Я чувствовала себя, как ребенок, которого отчитывают, и мне захотелось, чтобы она поскорее ушла.
– И второе: я сейчас сидела здесь за столом и наблюдала, как ты смотришь на этого мальчика, Карлоса, – я таких грустных глаз в жизни не видела. Когда будешь готова рассказать мне, что с тобой случилось, я обязательно тебя выслушаю.
Я отвернулась, чтобы она не увидела моих глаз.
Она поцеловала меня в щеку, поблагодарила за завтрак и чуть задержалась на пороге, чтобы сказать:
– И тогда я перестану подсовывать тебе мужчин. Обещаю.

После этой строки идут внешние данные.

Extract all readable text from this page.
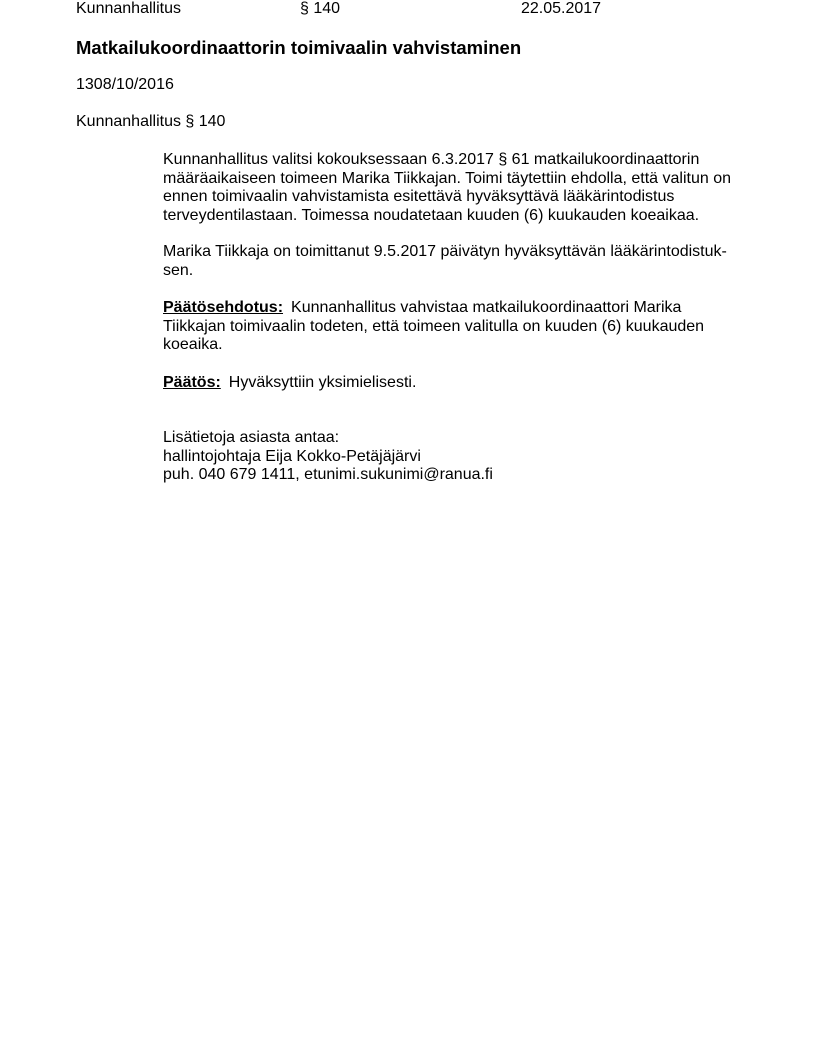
Kunnanhallitus	§ 140	22.05.2017
Matkailukoordinaattorin toimivaalin vahvistaminen
1308/10/2016
Kunnanhallitus § 140

Kunnanhallitus valitsi kokouksessaan 6.3.2017 § 61 matkailukoordinaattorin

määräaikaiseen toimeen Marika Tiikkajan. Toimi täytettiin ehdolla, että valitun on

ennen toimivaalin vahvistamista esitettävä hyväksyttävä lääkärintodistus

terveydentilastaan. Toimessa noudatetaan kuuden (6) kuukauden koeaikaa.

Marika Tiikkaja on toimittanut 9.5.2017 päivätyn hyväksyttävän lääkärintodistuk-

sen.

Päätösehdotus: Kunnanhallitus vahvistaa matkailukoordinaattori Marika

Tiikkajan toimivaalin todeten, että toimeen valitulla on kuuden (6) kuukauden

koeaika.

Päätös: Hyväksyttiin yksimielisesti.

Lisätietoja asiasta antaa:

hallintojohtaja Eija Kokko-Petäjäjärvi

puh. 040 679 1411, etunimi.sukunimi@ranua.fi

Услышав, как машина Зельды покатила по подъездной дороге, я пошла обратно в сад – собирать персики. Меня окружали стройные ряды идеальных деревьев. Наемные работники что‐то насвистывали себе под нос, стоя на верхушках лестниц, и выставляли полные корзины к дороге, где те дожидались развозного грузовика. Бежала вода полива, ярко светило теплое августовское солнце. Ферма и фруктовый бизнес работали как часы. У каждого прилавка в округе уже несомненно дожидалась моих персиков очередь из покупателей. Как заметила Зельда, мне действительно хватило сил обрабатывать эту землю, и земля оказалась ко мне щедра и позволила здесь остаться. И все же. Когда я была с собой особенно откровенна, я признавала, что в каждом листе, в каждом корне и в каждой косточке персика с моих деревьев таится печаль. Потому что на самом‐то деле, когда Уил и наш сын возникали в моем воображении у края сада или работали рядом со мной, они не улыбались – и мне не под силу было это изменить, сколько бы я ни старалась представить их как‐нибудь по‐другому.